In any case, intent to maintain its dominance, the retailer is trying to combat market pressures. Two weeks ago, it signed a new licensing agreement with supermarket operator A&P to operate Starbucks coffeehouses within its Northeast grocery stores, opening up a new avenue for growth right in Dunkin' Donuts' backyard. Starbucks already has long-standing licensing agreements with several chain retailers, including Barnes & Noble, Borders and Albertsons, in addition to operating Starbucks units within hotels, airports and other high-traffic venues. The A&P stores are included in the 700 new licensed store units the company plans to open in fiscal 2008.
Last week, the retailer also announced a music partnership with Apple iTunes, which will give its customers wireless access to song downloads from the Wi-Fi iTunes Music Store. In addition to allowing customers to preview and buy iTunes products without a connection fee or hot-spot login, the service will highlight the songs playing in the Starbucks itself, with the opportunity to buy and download those songs to an iPod. The service, believed to increase the amount of time and coffee dollars customers spend at the store, will go into effect in October at 600 company-operated locations in New York and Seattle.

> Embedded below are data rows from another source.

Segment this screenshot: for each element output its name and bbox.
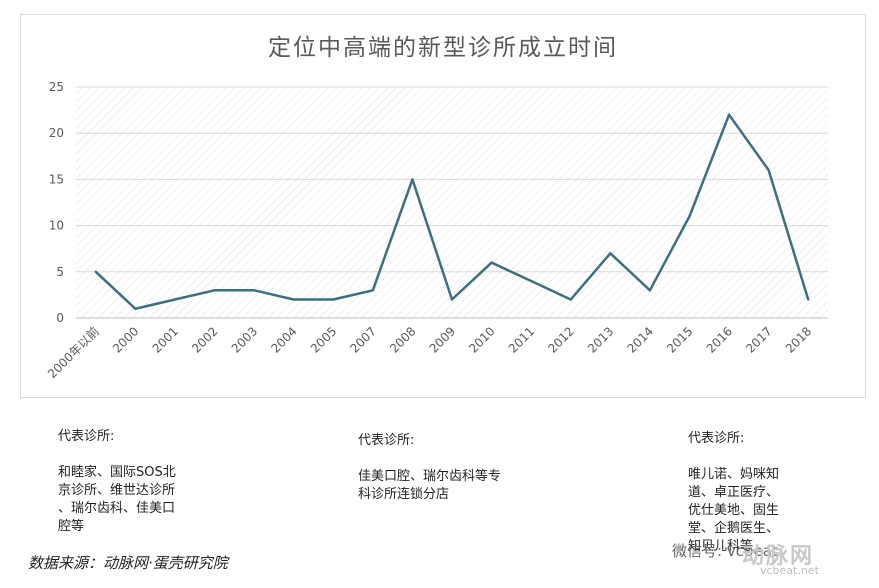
x-tick-label: 2013 — [585, 324, 616, 355]
wechat-watermark: 微信号: vcbeat — [672, 542, 778, 560]
data-point — [173, 298, 177, 301]
data-point — [213, 289, 216, 292]
note-right-title: 代表诊所: — [688, 431, 745, 446]
data-point — [648, 289, 652, 292]
y-tick-label: 5 — [56, 265, 64, 279]
x-tick-label: 2005 — [308, 324, 339, 355]
data-point — [134, 307, 137, 310]
note-right: 代表诊所: 唯儿诺、妈咪知 道、卓正医疗、 优仕美地、固生 堂、企鹅医生、 知贝… — [688, 412, 808, 556]
note-middle-text: 佳美口腔、瑞尔齿科等专 科诊所连锁分店 — [358, 469, 502, 502]
y-tick-label: 20 — [49, 126, 64, 140]
x-tick-label: 2018 — [783, 324, 814, 355]
x-tick-label: 2000 — [110, 324, 141, 355]
data-point — [688, 215, 691, 218]
x-tick-label: 2003 — [229, 324, 260, 355]
plot-area — [76, 87, 828, 318]
note-left-title: 代表诊所: — [58, 429, 115, 444]
note-left-text: 和睦家、国际SOS北 京诊所、维世达诊所 、瑞尔齿科、佳美口 腔等 — [58, 465, 176, 534]
data-point — [411, 178, 414, 181]
x-tick-label: 2008 — [387, 324, 418, 355]
x-tick-label: 2001 — [150, 324, 181, 355]
data-point — [727, 113, 731, 116]
data-point — [569, 298, 572, 301]
x-tick-label: 2009 — [427, 324, 458, 355]
y-tick-label: 25 — [49, 80, 64, 94]
data-point — [332, 298, 335, 301]
x-tick-label: 2012 — [545, 324, 576, 355]
x-tick-label: 2010 — [466, 324, 497, 355]
chart-title: 定位中高端的新型诊所成立时间 — [268, 35, 618, 61]
note-left: 代表诊所: 和睦家、国际SOS北 京诊所、维世达诊所 、瑞尔齿科、佳美口 腔等 — [58, 410, 208, 536]
data-point — [252, 289, 256, 292]
series-group — [94, 113, 810, 311]
chart-frame — [20, 14, 866, 398]
data-point — [450, 298, 454, 301]
x-tick-label: 2014 — [625, 324, 656, 355]
y-tick-label: 10 — [49, 219, 64, 233]
note-right-text: 唯儿诺、妈咪知 道、卓正医疗、 优仕美地、固生 堂、企鹅医生、 知贝儿科等 — [688, 467, 780, 554]
note-middle-title: 代表诊所: — [358, 433, 415, 448]
x-tick-label: 2011 — [506, 324, 537, 355]
x-tick-label: 2000年以前 — [44, 324, 102, 382]
data-point — [490, 261, 493, 264]
data-point — [292, 298, 295, 301]
note-middle: 代表诊所: 佳美口腔、瑞尔齿科等专 科诊所连锁分店 — [358, 414, 533, 504]
data-point — [807, 298, 810, 301]
x-tick-label: 2015 — [664, 324, 695, 355]
y-tick-label: 0 — [56, 311, 64, 325]
x-tick-label: 2016 — [704, 324, 735, 355]
data-source: 数据来源：动脉网·蛋壳研究院 — [28, 554, 228, 572]
data-point — [94, 270, 97, 273]
x-tick-label: 2017 — [743, 324, 774, 355]
logo-watermark: 动脉网 — [742, 544, 815, 569]
x-tick-label: 2002 — [189, 324, 220, 355]
x-tick-label: 2007 — [347, 324, 378, 355]
data-point — [529, 279, 533, 283]
data-point — [609, 252, 612, 255]
data-point — [767, 168, 770, 172]
x-axis-ticks: 2000年以前 2000 2001 2002 2003 2004 2005 2007 2008 2… — [44, 324, 814, 382]
data-point — [371, 289, 375, 292]
gridlines — [76, 86, 828, 319]
y-tick-label: 15 — [49, 172, 64, 186]
x-tick-label: 2004 — [268, 324, 299, 355]
site-watermark: vcbeat.net — [760, 564, 819, 577]
y-axis-ticks: 0 5 10 15 20 25 — [49, 80, 64, 325]
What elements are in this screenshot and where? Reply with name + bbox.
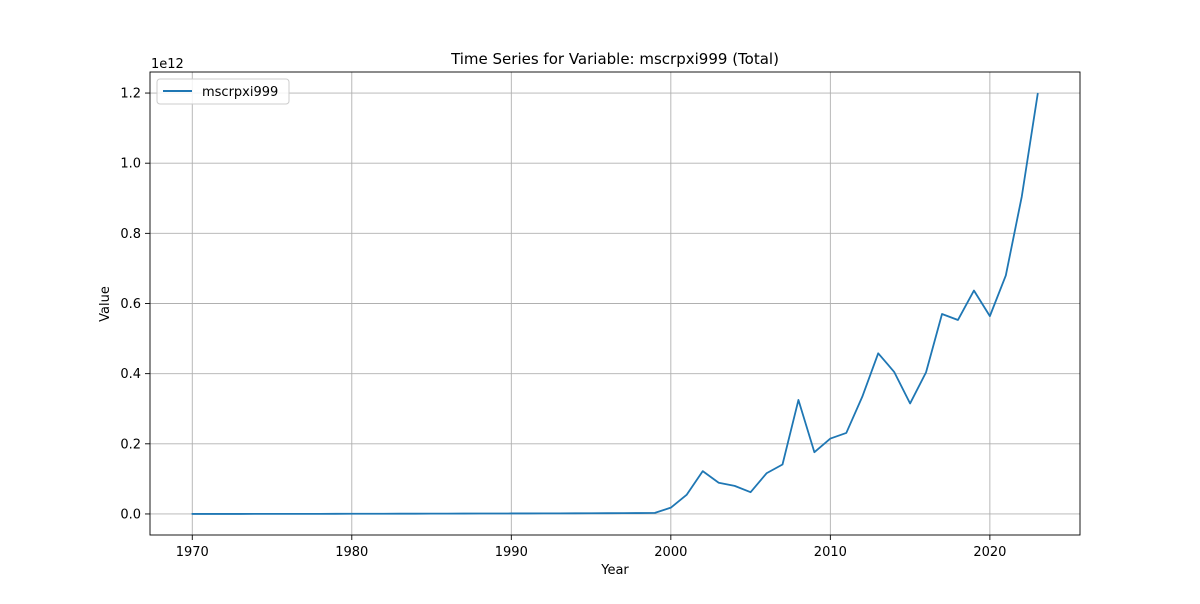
x-tick-label: 1980	[335, 545, 368, 560]
x-tick-label: 1990	[495, 545, 528, 560]
y-tick-label: 0.8	[120, 227, 141, 242]
legend-label: mscrpxi999	[202, 85, 278, 100]
x-tick-label: 2000	[654, 545, 687, 560]
x-tick-label: 2010	[814, 545, 847, 560]
y-tick-label: 0.0	[120, 507, 141, 522]
y-axis-label: Value	[98, 286, 113, 322]
y-tick-label: 0.4	[120, 367, 141, 382]
y-tick-label: 1.0	[120, 157, 141, 172]
y-tick-label: 0.6	[120, 297, 141, 312]
x-tick-label: 1970	[176, 545, 209, 560]
y-tick-label: 1.2	[120, 87, 141, 102]
y-tick-label: 0.2	[120, 437, 141, 452]
x-axis-label: Year	[600, 563, 629, 578]
chart-title: Time Series for Variable: mscrpxi999 (To…	[450, 50, 779, 68]
y-axis-offset-label: 1e12	[151, 57, 184, 72]
x-tick-label: 2020	[973, 545, 1006, 560]
legend: mscrpxi999	[157, 79, 289, 104]
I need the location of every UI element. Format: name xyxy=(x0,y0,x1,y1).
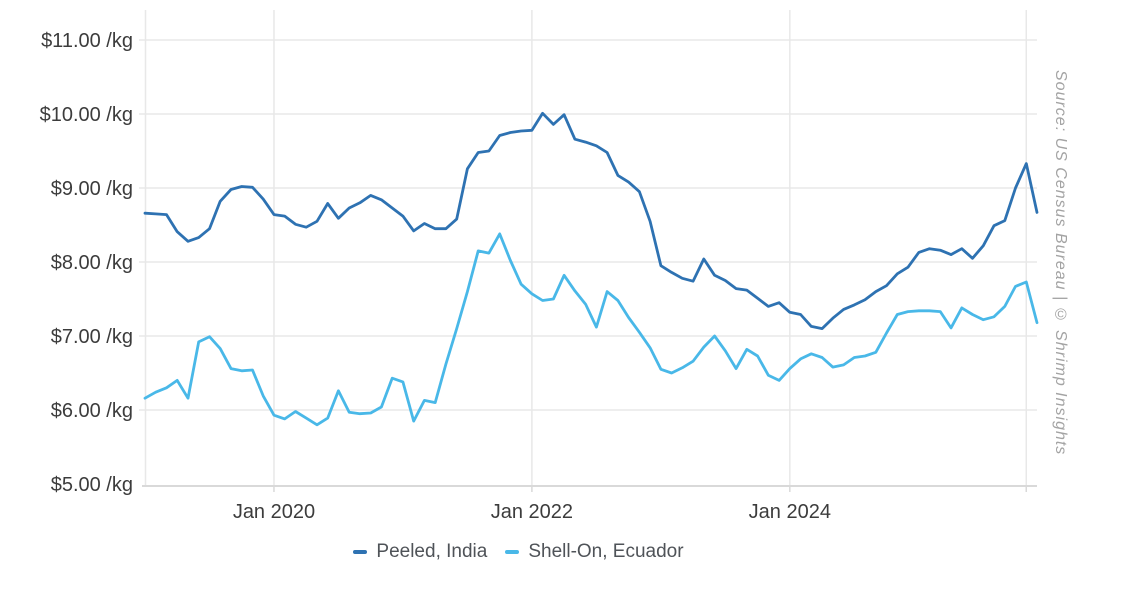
y-axis-label: $11.00 /kg xyxy=(41,30,133,52)
x-axis-label: Jan 2020 xyxy=(233,501,315,523)
price-line-chart: $11.00 /kg $10.00 /kg $9.00 /kg $8.00 /kg $7… xyxy=(40,10,1039,523)
y-axis-label: $7.00 /kg xyxy=(51,326,133,348)
source-attribution: Source: US Census Bureau | © Shrimp Insi… xyxy=(1052,70,1069,456)
y-axis-label: $6.00 /kg xyxy=(51,400,133,422)
series-line-peeled-india[interactable] xyxy=(143,111,1039,331)
legend-marker-shell-on-ecuador xyxy=(505,550,520,554)
legend-item-shell-on-ecuador[interactable]: Shell-On, Ecuador xyxy=(505,541,684,563)
legend-item-peeled-india[interactable]: Peeled, India xyxy=(353,541,487,563)
legend-label: Shell-On, Ecuador xyxy=(528,541,684,562)
series-line-shell-on-ecuador[interactable] xyxy=(143,232,1039,427)
legend-marker-peeled-india xyxy=(353,550,368,554)
legend-label: Peeled, India xyxy=(376,541,488,562)
y-axis-label: $9.00 /kg xyxy=(51,178,133,200)
y-axis-label: $5.00 /kg xyxy=(51,474,133,496)
x-axis-label: Jan 2022 xyxy=(491,501,573,523)
y-axis-label: $10.00 /kg xyxy=(40,104,133,126)
x-axis-label: Jan 2024 xyxy=(749,501,831,523)
chart-legend: Peeled, India Shell-On, Ecuador xyxy=(0,541,1037,563)
y-axis-label: $8.00 /kg xyxy=(51,252,133,274)
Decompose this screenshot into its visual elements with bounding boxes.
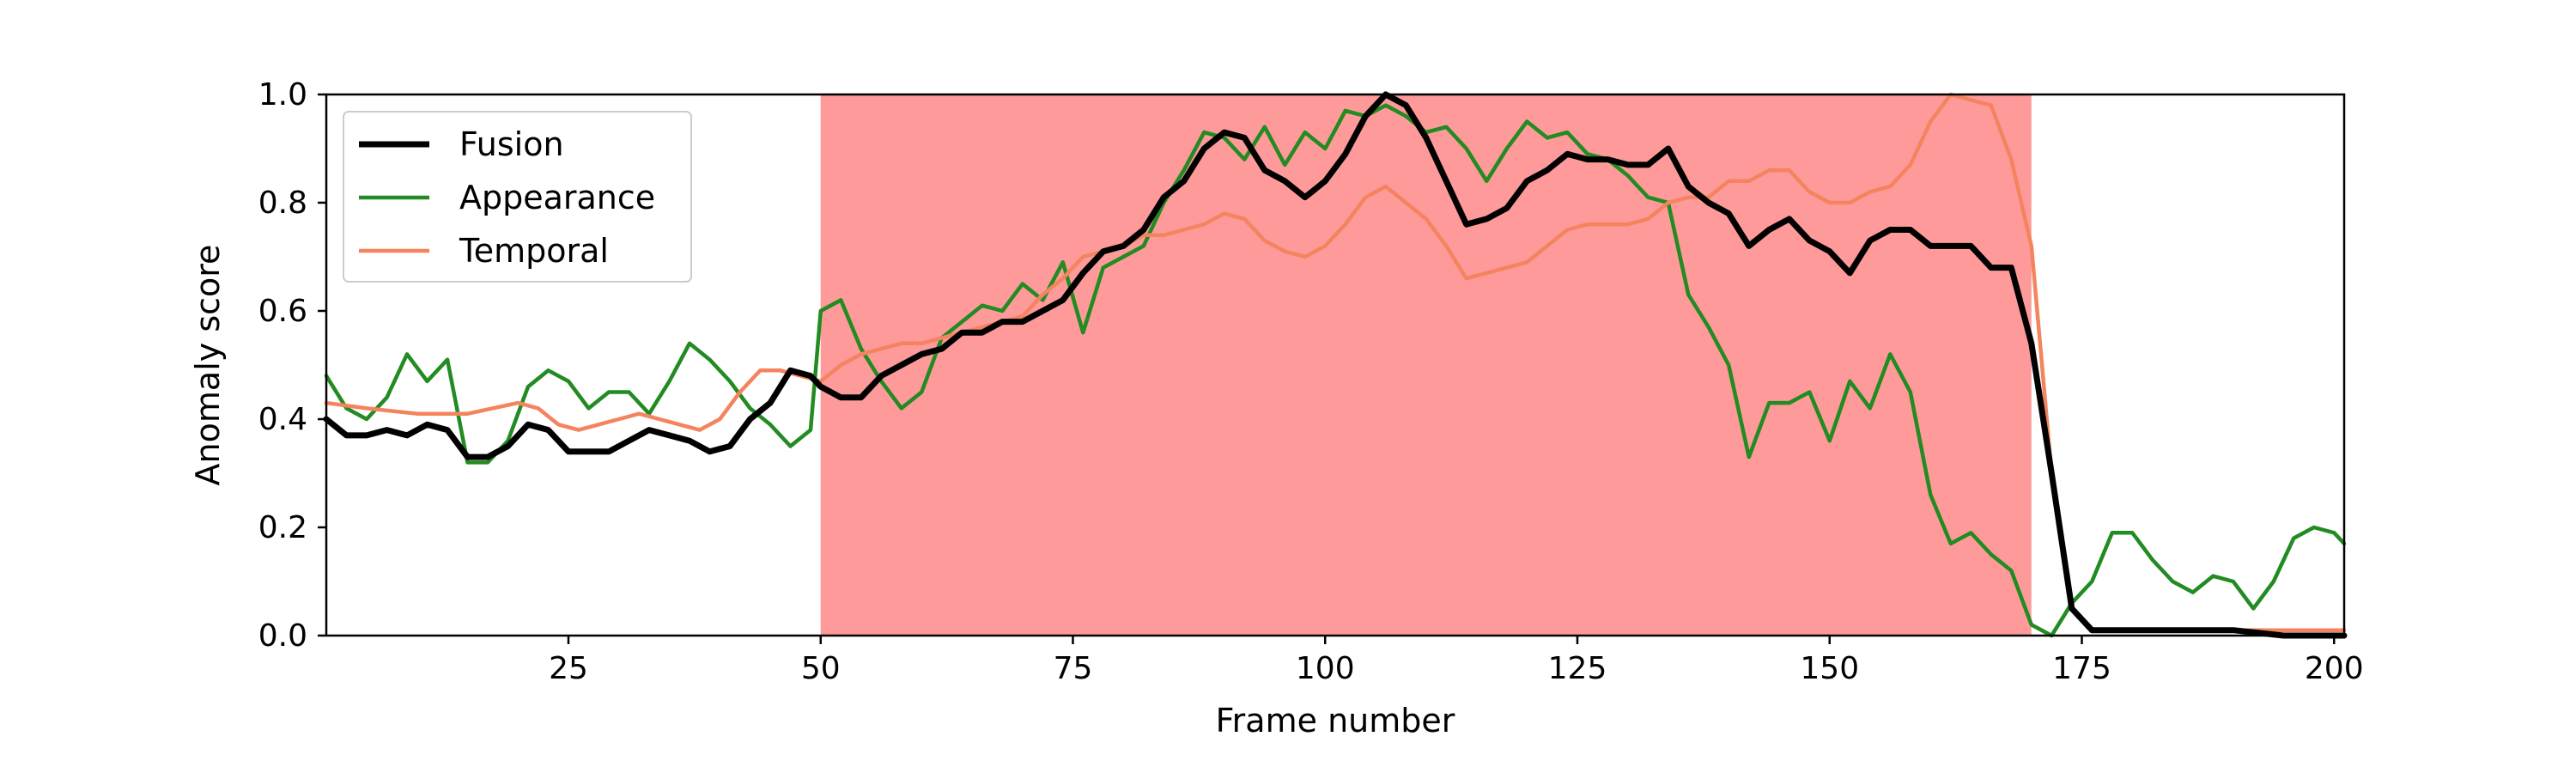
legend-label-fusion: Fusion [459,125,564,163]
x-axis-ticks: 25 50 75 100 125 150 175 200 [549,636,2364,686]
legend: Fusion Appearance Temporal [343,111,692,283]
x-tick-label: 50 [801,651,841,686]
y-tick-label: 0.0 [258,618,307,654]
legend-label-temporal: Temporal [459,232,609,270]
x-tick-label: 175 [2052,651,2111,686]
legend-box [343,111,692,283]
x-tick-label: 150 [1800,651,1859,686]
x-tick-label: 75 [1054,651,1093,686]
y-tick-label: 0.8 [258,186,307,221]
y-tick-label: 0.6 [258,294,307,329]
plot-frame [325,93,2346,637]
anomaly-region-rect [820,94,2032,636]
x-tick-label: 200 [2305,651,2364,686]
x-axis-label: Frame number [1216,702,1455,740]
series-line-fusion [323,91,2348,639]
series-lines [323,91,2348,639]
x-tick-label: 100 [1296,651,1355,686]
y-tick-label: 1.0 [258,77,307,113]
y-axis-ticks: 0.0 0.2 0.4 0.6 0.8 1.0 [258,77,326,654]
y-axis-label: Anomaly score [189,245,227,486]
series-line-appearance [324,103,2347,638]
x-tick-label: 125 [1548,651,1607,686]
x-tick-label: 25 [549,651,588,686]
legend-label-appearance: Appearance [459,179,655,216]
series-line-temporal [324,92,2347,632]
anomaly-region [820,94,2032,636]
y-tick-label: 0.4 [258,402,307,437]
y-tick-label: 0.2 [258,510,307,545]
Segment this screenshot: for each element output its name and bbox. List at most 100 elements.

For the moment, Starbucks' market dominant position is safe. For one thing, a coffee chain is the kind of retail establishment that tends to get more customer visits with the opening of more stores, says Eric Hillenbrand, vice president of the retail division with Indianapolis-based brokerage firm Colliers Turley Martin Tucker. People get used to their coffee.
The proof? Starbucks is still opening stores within its home market of Seattle.
"Maybe they'll have to be more creative out on the West Coast, where they have snapped up the majority of good locations, but I wouldn't say they are anywhere near saturation," Owens says.